“The Count, curse him!” the fellow ejaculated with a hideous grimace, and then lay still with the look stamped on his face.
Ompertz turned away with all a soldier’s indifference mingled with disgust.
“A narrow escape, sire,” he laughed, grimly respectful. “I thank Heaven I was here to help your Highness out of the trap.”
“I shall not forget your service if ever fate gives me the power to reward it,” Ludovic replied, grasping the soldier’s hand. “I wish, though, you had not been so quick with those last two fellows. When we got the advantage, their deaths were not necessary.”
“Pardon me, sire,” Ompertz insisted deferentially, “it never pays to let a snake go when you have him under your heel. Mercy is thrown away upon such reptiles as those. Worse, it breeds danger, and we have, I fancy, enough to face as it is.”
“That is true,” Ludovic agreed, with a troubled look. “I seem to have fallen now into a very vortex of difficulty and danger. Still, I may be thankful that luck has so far been on my side, and that Heaven has sent you, my friend, to help me.”
They went to the carriage.

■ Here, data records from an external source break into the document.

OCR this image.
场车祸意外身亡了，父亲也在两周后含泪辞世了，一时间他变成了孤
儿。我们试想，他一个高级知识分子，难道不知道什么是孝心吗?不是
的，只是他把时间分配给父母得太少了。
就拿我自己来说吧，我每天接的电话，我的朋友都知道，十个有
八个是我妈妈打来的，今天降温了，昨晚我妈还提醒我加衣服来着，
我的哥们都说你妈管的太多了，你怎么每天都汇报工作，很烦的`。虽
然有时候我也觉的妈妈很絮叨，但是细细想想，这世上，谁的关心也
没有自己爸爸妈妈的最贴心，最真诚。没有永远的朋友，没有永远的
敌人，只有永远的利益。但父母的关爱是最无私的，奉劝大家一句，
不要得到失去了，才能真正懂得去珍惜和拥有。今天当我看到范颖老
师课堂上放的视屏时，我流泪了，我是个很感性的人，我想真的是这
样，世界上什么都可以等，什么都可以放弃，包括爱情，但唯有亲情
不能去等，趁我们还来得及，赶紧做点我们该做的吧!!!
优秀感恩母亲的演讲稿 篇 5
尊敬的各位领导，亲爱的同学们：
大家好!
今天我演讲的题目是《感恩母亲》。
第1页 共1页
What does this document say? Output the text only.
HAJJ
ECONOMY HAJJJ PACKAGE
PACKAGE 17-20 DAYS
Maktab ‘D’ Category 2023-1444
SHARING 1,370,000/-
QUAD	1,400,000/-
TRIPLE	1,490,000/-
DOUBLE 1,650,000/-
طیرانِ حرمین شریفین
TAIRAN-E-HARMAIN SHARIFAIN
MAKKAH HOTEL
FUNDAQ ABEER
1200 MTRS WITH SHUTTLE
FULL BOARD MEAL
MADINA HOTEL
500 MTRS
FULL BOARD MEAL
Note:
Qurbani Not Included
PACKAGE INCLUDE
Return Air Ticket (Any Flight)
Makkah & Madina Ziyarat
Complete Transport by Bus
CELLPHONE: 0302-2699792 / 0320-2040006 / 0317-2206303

Inside, lying back in the seat which Ruperta had occupied on their long drive, with a ghastly grin on his ashen face, was a dead man.
“I gave that fellow no chance to take a second aim at your Highness,” Ompertz observed grimly. “It was a pretty trap, and I hope we may be well out of it.”
The carriage was now to be no more thought of, so, taking from it such of their belongings as might be useful, as well as a spare pistol of the dead man’s, they made their way from the place of bloodshed.
“What I cannot understand,” Ludovic remarked, as they went cautiously down the gorge, “is the Count’s motive in this attempt.”